With the tool, thousands of interferences, or design conflicts, were eliminated between blueprints, as architects, contractors and suppliers gathered in one room to examine construction plans from every possible angle.

“At the end of the day, we could push a button and everything was updated in real time,” says Frank Venegas Jr., chairman and CEO of The Ideal Group Inc., a general contractor on the Flint project. Using 3D helped hold down “design creep,” common for large projects with multiple contractors and subcontractors.

“Ten (percent) to 15% of the cost of a job is in creep.
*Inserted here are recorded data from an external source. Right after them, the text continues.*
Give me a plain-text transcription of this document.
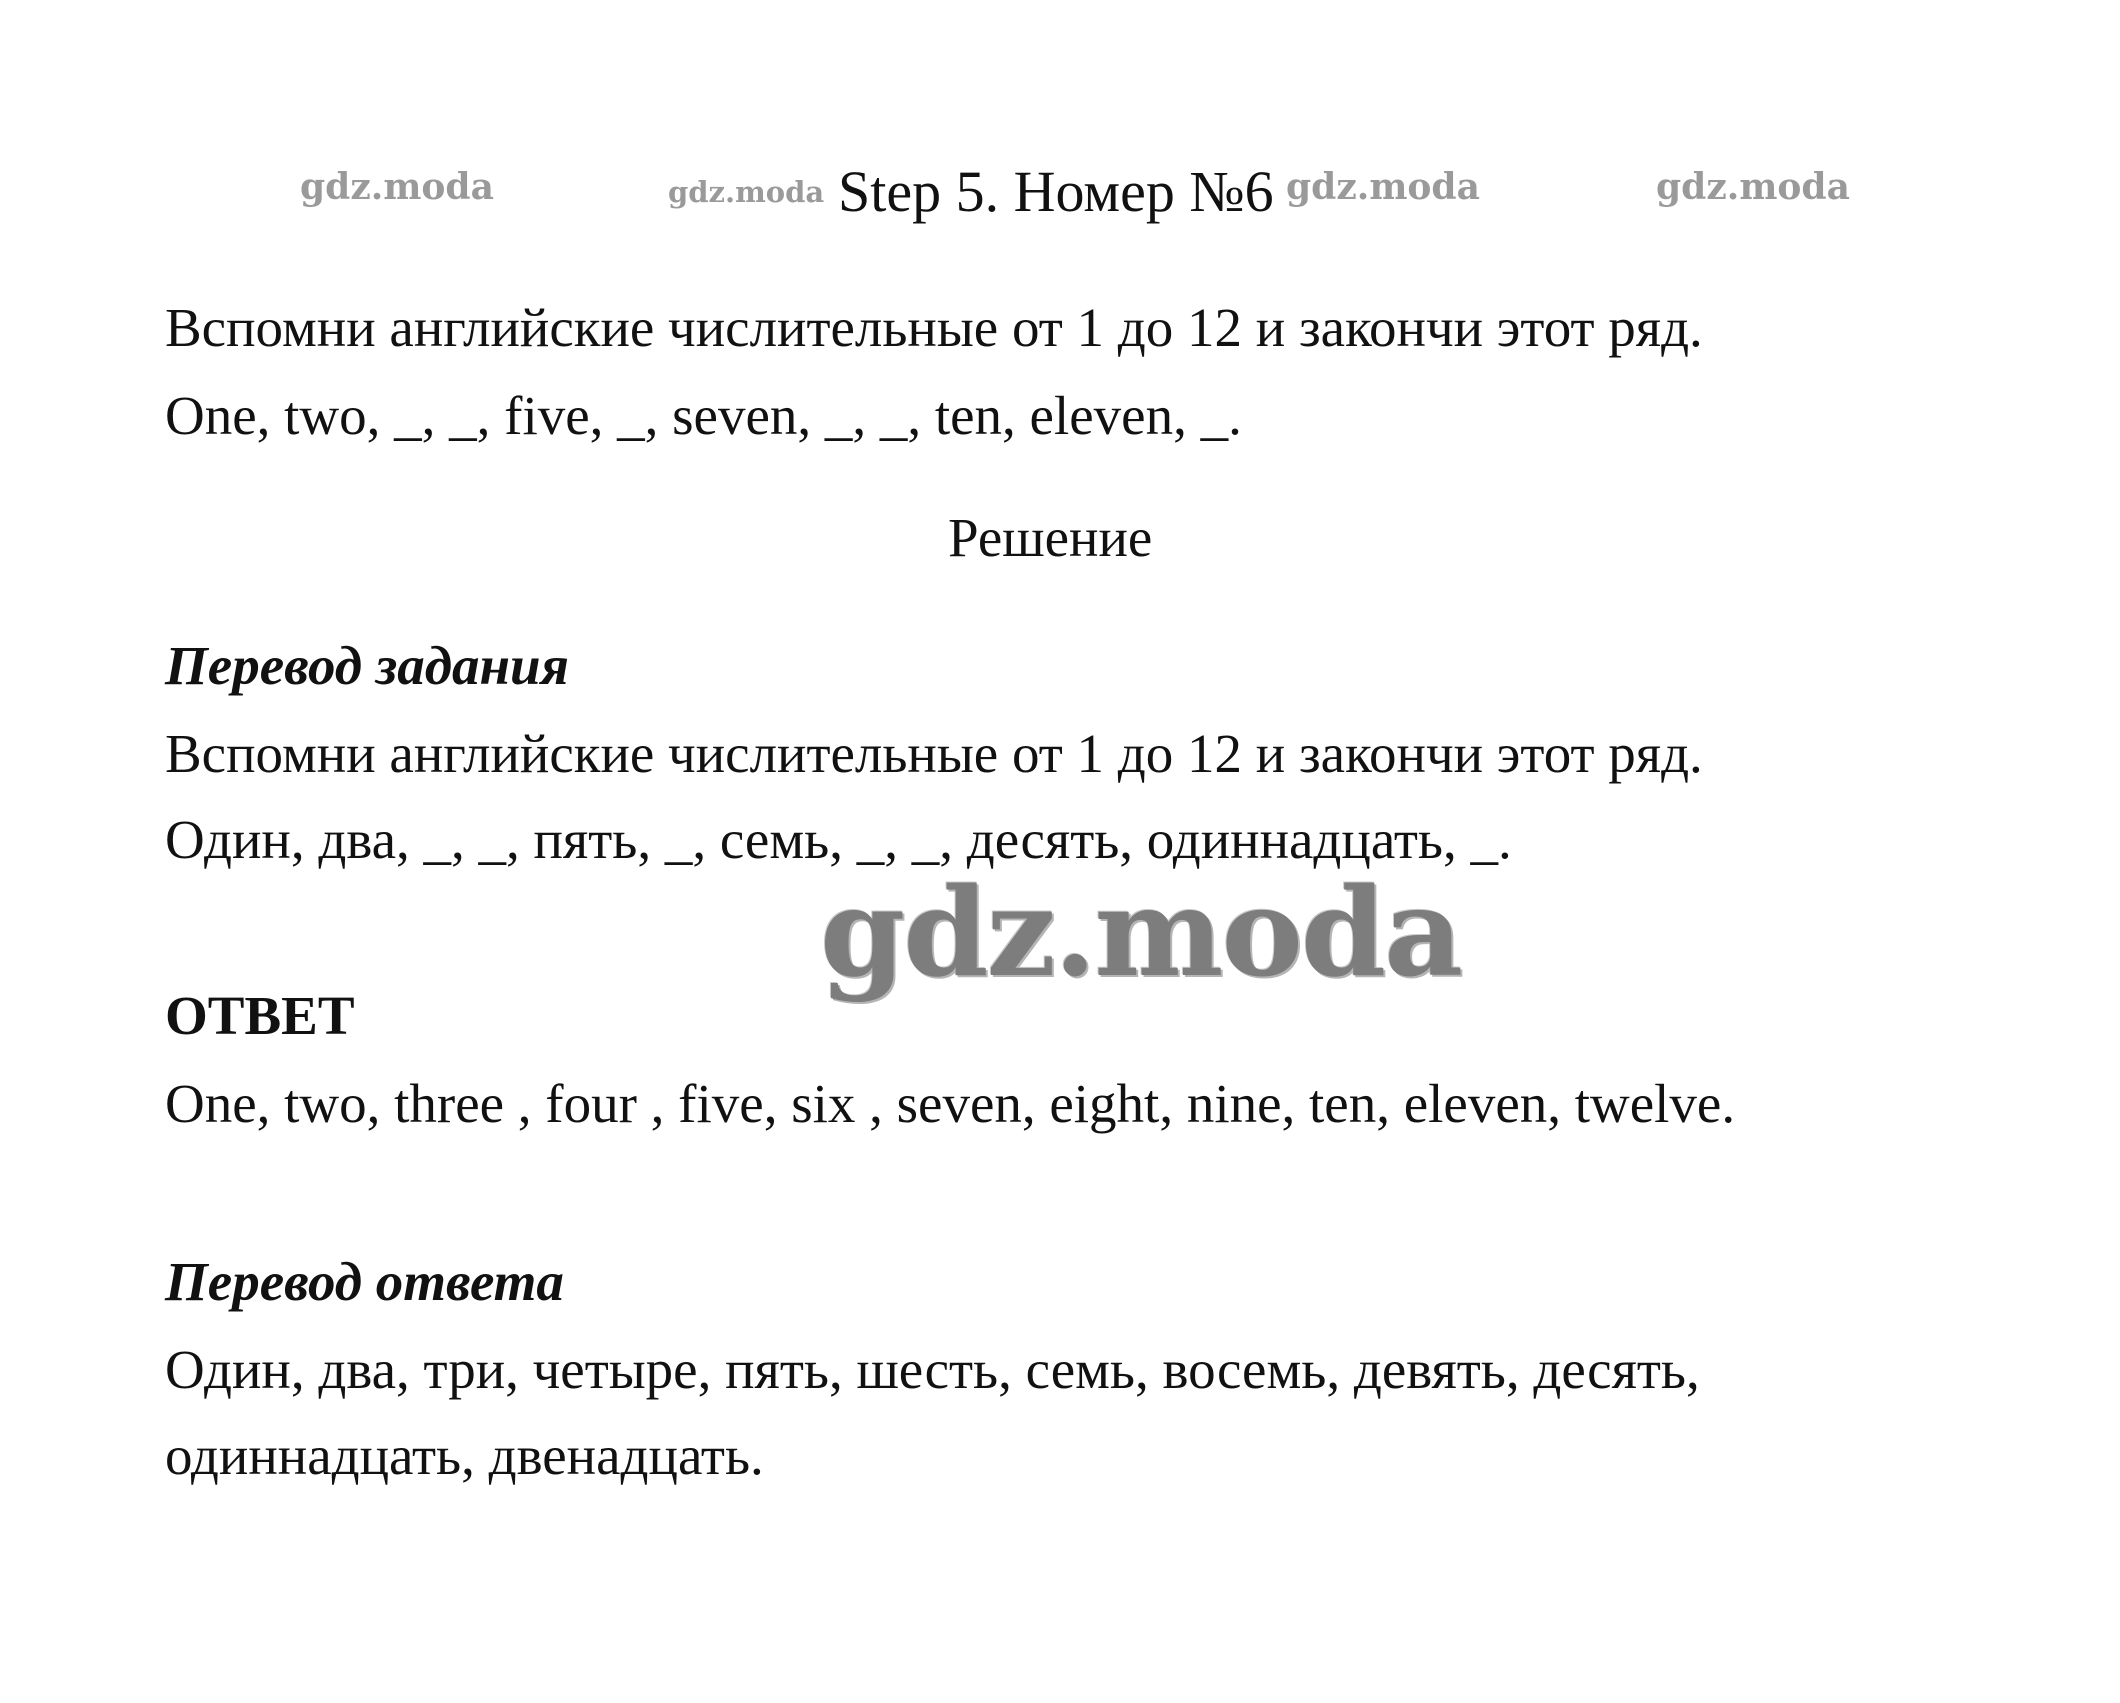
gdz.moda	gdz.moda	gdz.moda	gdz.moda
Step 5. Номер №6
Вспомни английские числительные от 1 до 12 и закончи этот ряд.
One, two, _, _, five, _, seven, _, _, ten, eleven, _.
Решение
Перевод задания
Вспомни английские числительные от 1 до 12 и закончи этот ряд.
Один, два, _, _, пять, _, семь, _, _, десять, одиннадцать, _.
gdz.moda
ОТВЕТ
One, two, three , four , five, six , seven, eight, nine, ten, eleven, twelve.
Перевод ответа
Один, два, три, четыре, пять, шесть, семь, восемь, девять, десять,
одиннадцать, двенадцать.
And with this job, we basically eliminated that,” he says.

Troy Creed, an electrician working in general assembly at Lansing Delta, says the 3D simulations were so realistic, he reflexively ducked out of the way of a virtual pillar during one session.

Creed says he already has watched the plant operate at full capacity – in a virtual sense.

“I’m waiting now to see that in reality,” he says.

GM partnered with GHAFARI, Alberici Group, Ideal and Dee Cramer Inc. on the math-based technology.

GHAFARI was the main architectural firm on both the Lansing and Flint projects. Ideal was the main contractor for the Flint Engine South facility; and Alberici was the main contractor for Lansing Delta Township’s body shop, general assembly and central administration.

Dee Cramer Inc. was the lead contractor for the heating, ventilation and air conditioning systems at the plants.